Luckily, it runs at a fairly quick 90 minutes, but despite that reasonably short running time, you’ll still be feeling very sleepy…

Hypnotic is now available to stream on Netflix.

 

7 – HE’S ALL THAT

Even in a year that was surprisingly light on remakes, one still managed to stand out not just for how bad it was, but also for how completely and utterly pointless it was.

On paper, a gender-swapped remake of the 90s teen hit She’s All That doesn’t seem so bad, but in practise it’s shallow-minded, deeply cynical and shamelessly pandering to the Gen-Z crowd – evident from the hiring of TikTok celebrity Addison Rae as its vapid lead character – instead of adding anything new to the classic Pygmalion plot of the original. Moments lifted directly from that film fall utterly flat because this version lacks charm, credible chemistry between its two leads, and exceptionally bland direction from Mark Waters (who, for someone who directed the highly influential teen flick Mean Girls, deserves much better than this material), none of which can match the much more earnest efforts of the original’s Rachael Leigh Cook, who shows up here in a supporting role written only to be a knowing wink to a bored audience.

It is a movie that exists only to capitalise on the popularity of the original, which as a remake only flaunts its pointlessness even more…

He’s All That is now available to stream on Netflix.

 

6 – THUNDER FORCE

By this point, it should be general knowledge that whenever Melissa McCarthy decides to make a movie with real-life hubby Ben Falcone, it’s almost always going to be terrible. Unfortunately, it seems as though she keeps missing the hint, and now we’ve gotten another mind-numbingly awful “comedy” to remind us all that she really is at her worst when working with, of all people, her own husband.

Both McCarthy and Octavia Spencer star as two superpowered best friends in a superhero send-up that is deeply cynical instead of ever being funny, only existing to capitalise on the genre’s popularity and doing absolutely nothing with its satirical edge. It reduces actors like McCarthy, who when free of Falcone’s creative grasp has it within her to be genuinely great, and Jason Bateman in a one-joke part to painful scenes of eating raw chicken for yucks, leaving proper Oscar-winners like Spencer and Melissa Leo to just look on more annoyed than truly invested in this DOA material.

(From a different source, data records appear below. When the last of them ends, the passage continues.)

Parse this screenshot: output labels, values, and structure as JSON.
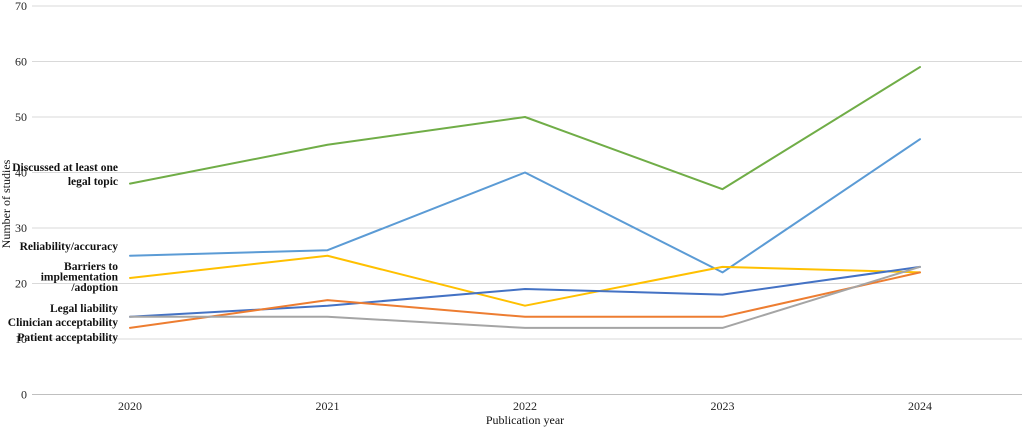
{
  "chart_data": {
    "type": "line",
    "xlabel": "Publication year",
    "ylabel": "Number of studies",
    "x": [
      2020,
      2021,
      2022,
      2023,
      2024
    ],
    "yticks": [
      0,
      10,
      20,
      30,
      40,
      50,
      60,
      70
    ],
    "ylim": [
      0,
      70
    ],
    "ytick_step": 10,
    "grid": true,
    "legend_position": "inline-left-of-lines",
    "gridline_color": "#D9D9D9",
    "axis_line_color": "#BFBFBF",
    "series": [
      {
        "name": "Discussed at least one legal topic",
        "label_lines": [
          "Discussed at least one",
          "legal topic"
        ],
        "color": "#70AD47",
        "values": [
          38,
          45,
          50,
          37,
          59
        ]
      },
      {
        "name": "Reliability/accuracy",
        "label_lines": [
          "Reliability/accuracy"
        ],
        "color": "#5B9BD5",
        "values": [
          25,
          26,
          40,
          22,
          46
        ]
      },
      {
        "name": "Barriers to implementation/adoption",
        "label_lines": [
          "Barriers to",
          "implementation",
          "/adoption"
        ],
        "color": "#FFC000",
        "values": [
          21,
          25,
          16,
          23,
          22
        ]
      },
      {
        "name": "Legal liability",
        "label_lines": [
          "Legal liability"
        ],
        "color": "#4472C4",
        "values": [
          14,
          16,
          19,
          18,
          23
        ]
      },
      {
        "name": "Clinician acceptability",
        "label_lines": [
          "Clinician acceptability"
        ],
        "color": "#ED7D31",
        "values": [
          12,
          17,
          14,
          14,
          22
        ]
      },
      {
        "name": "Patient acceptability",
        "label_lines": [
          "Patient acceptability"
        ],
        "color": "#A5A5A5",
        "values": [
          14,
          14,
          12,
          12,
          23
        ]
      }
    ]
  }
}
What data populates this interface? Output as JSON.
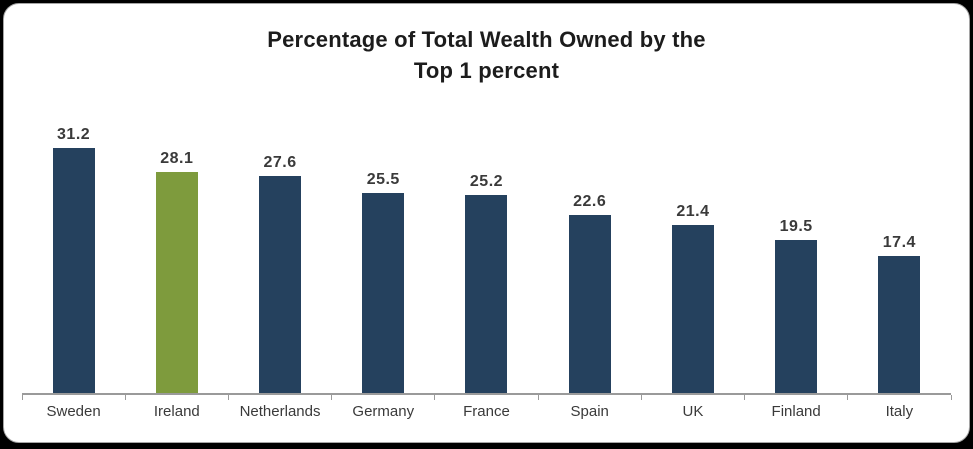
{
  "frame": {
    "background_color": "#000000",
    "card_background": "#ffffff",
    "card_border_color": "#a5a5a5"
  },
  "chart_data": {
    "type": "bar",
    "title": "Percentage of Total Wealth Owned by the Top 1 percent",
    "title_lines": [
      "Percentage of Total Wealth Owned by the",
      "Top 1 percent"
    ],
    "categories": [
      "Sweden",
      "Ireland",
      "Netherlands",
      "Germany",
      "France",
      "Spain",
      "UK",
      "Finland",
      "Italy"
    ],
    "values": [
      31.2,
      28.1,
      27.6,
      25.5,
      25.2,
      22.6,
      21.4,
      19.5,
      17.4
    ],
    "value_labels": [
      "31.2",
      "28.1",
      "27.6",
      "25.5",
      "25.2",
      "22.6",
      "21.4",
      "19.5",
      "17.4"
    ],
    "xlabel": "",
    "ylabel": "",
    "ylim": [
      0,
      36
    ],
    "grid": false,
    "legend": false,
    "data_labels_position": "above-bar",
    "bar_color_default": "#25415E",
    "bar_color_highlight": "#7E9B3D",
    "highlight_category": "Ireland",
    "axis_line_color": "#9a9a9a",
    "label_color": "#3a3a3a",
    "title_color": "#1c1c1c"
  }
}
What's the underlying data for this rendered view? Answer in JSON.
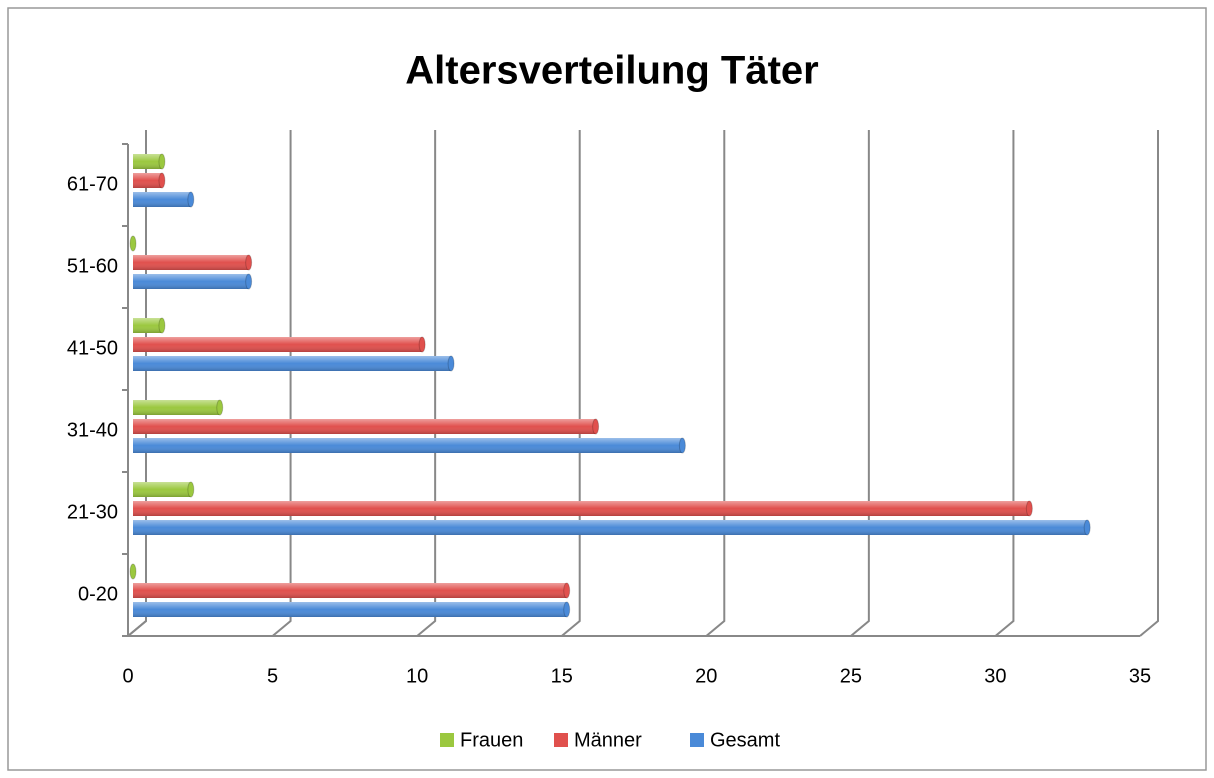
{
  "chart_data": {
    "type": "barh",
    "title": "Altersverteilung Täter",
    "categories": [
      "0-20",
      "21-30",
      "31-40",
      "41-50",
      "51-60",
      "61-70"
    ],
    "series": [
      {
        "name": "Frauen",
        "color": "#9bc83f",
        "values": [
          0,
          2,
          3,
          1,
          0,
          1
        ]
      },
      {
        "name": "Männer",
        "color": "#e0504d",
        "values": [
          15,
          31,
          16,
          10,
          4,
          1
        ]
      },
      {
        "name": "Gesamt",
        "color": "#4a8ad8",
        "values": [
          15,
          33,
          19,
          11,
          4,
          2
        ]
      }
    ],
    "xlim": [
      0,
      35
    ],
    "xticks": [
      0,
      5,
      10,
      15,
      20,
      25,
      30,
      35
    ],
    "grid": true,
    "legend": "bottom"
  }
}
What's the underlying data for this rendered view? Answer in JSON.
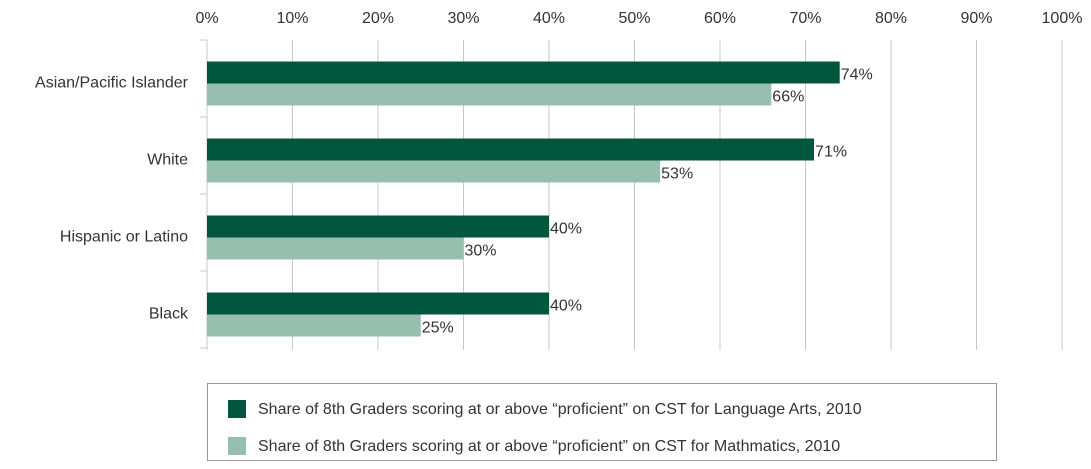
{
  "chart_data": {
    "type": "bar",
    "orientation": "horizontal",
    "categories": [
      "Asian/Pacific Islander",
      "White",
      "Hispanic or Latino",
      "Black"
    ],
    "series": [
      {
        "name": "Share of 8th Graders scoring at or above “proficient” on CST for Language Arts, 2010",
        "color": "#00573d",
        "values": [
          74,
          71,
          40,
          40
        ],
        "value_labels": [
          "74%",
          "71%",
          "40%",
          "40%"
        ]
      },
      {
        "name": "Share of 8th Graders scoring at or above “proficient” on CST for Mathmatics, 2010",
        "color": "#97bfb0",
        "values": [
          66,
          53,
          30,
          25
        ],
        "value_labels": [
          "66%",
          "53%",
          "30%",
          "25%"
        ]
      }
    ],
    "xlim": [
      0,
      100
    ],
    "xticks": [
      {
        "value": 0,
        "label": "0%"
      },
      {
        "value": 10,
        "label": "10%"
      },
      {
        "value": 20,
        "label": "20%"
      },
      {
        "value": 30,
        "label": "30%"
      },
      {
        "value": 40,
        "label": "40%"
      },
      {
        "value": 50,
        "label": "50%"
      },
      {
        "value": 60,
        "label": "60%"
      },
      {
        "value": 70,
        "label": "70%"
      },
      {
        "value": 80,
        "label": "80%"
      },
      {
        "value": 90,
        "label": "90%"
      },
      {
        "value": 100,
        "label": "100%"
      }
    ],
    "grid": true,
    "legend": "bottom"
  }
}
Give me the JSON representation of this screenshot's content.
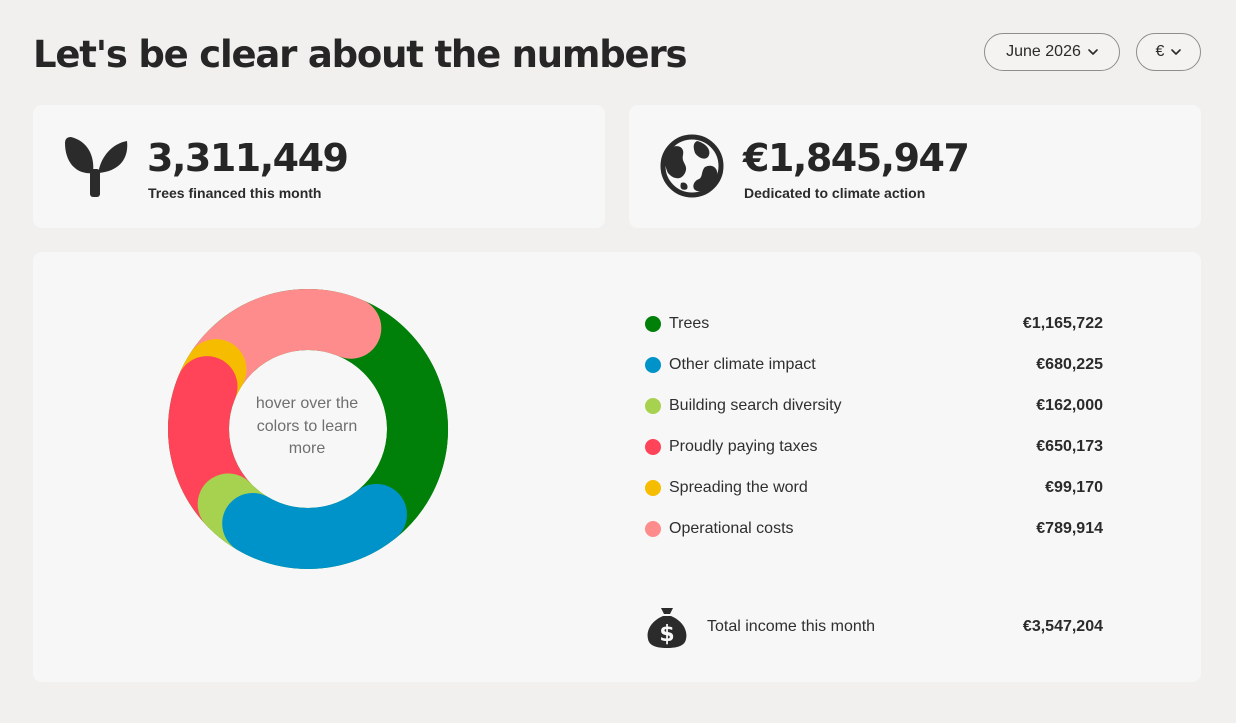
{
  "page_title": "Let's be clear about the numbers",
  "filters": {
    "month": "June 2026",
    "currency": "€"
  },
  "stats": {
    "trees": {
      "value": "3,311,449",
      "label": "Trees financed this month",
      "icon": "sprout-icon"
    },
    "climate": {
      "value": "€1,845,947",
      "label": "Dedicated to climate action",
      "icon": "globe-icon"
    }
  },
  "chart_data": {
    "type": "pie",
    "variant": "donut",
    "center_text": "hover over the colors to learn more",
    "categories": [
      "Trees",
      "Other climate impact",
      "Building search diversity",
      "Proudly paying taxes",
      "Spreading the word",
      "Operational costs"
    ],
    "values": [
      1165722,
      680225,
      162000,
      650173,
      99170,
      789914
    ],
    "value_labels": [
      "€1,165,722",
      "€680,225",
      "€162,000",
      "€650,173",
      "€99,170",
      "€789,914"
    ],
    "colors": [
      "#008009",
      "#0093c9",
      "#a6d24f",
      "#ff4459",
      "#f6bd00",
      "#ff8c8c"
    ],
    "legend_position": "right"
  },
  "total": {
    "label": "Total income this month",
    "value": "€3,547,204",
    "icon": "money-bag-icon"
  }
}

Watching this movie was not only aggravating but significantly depressing, because Melissa McCarthy is a highly talented performer who appears to be stuck in this creatively abusive relationship with her husband (though I’m sure their actual marriage is perfectly fine), which is preventing her from being the national treasure she ought to be by now. Unfortunately, movies like Thunder Force are there to keep her down, which is truly tragic and far from (super)heroic…

Thunder Force is now available to stream on Netflix.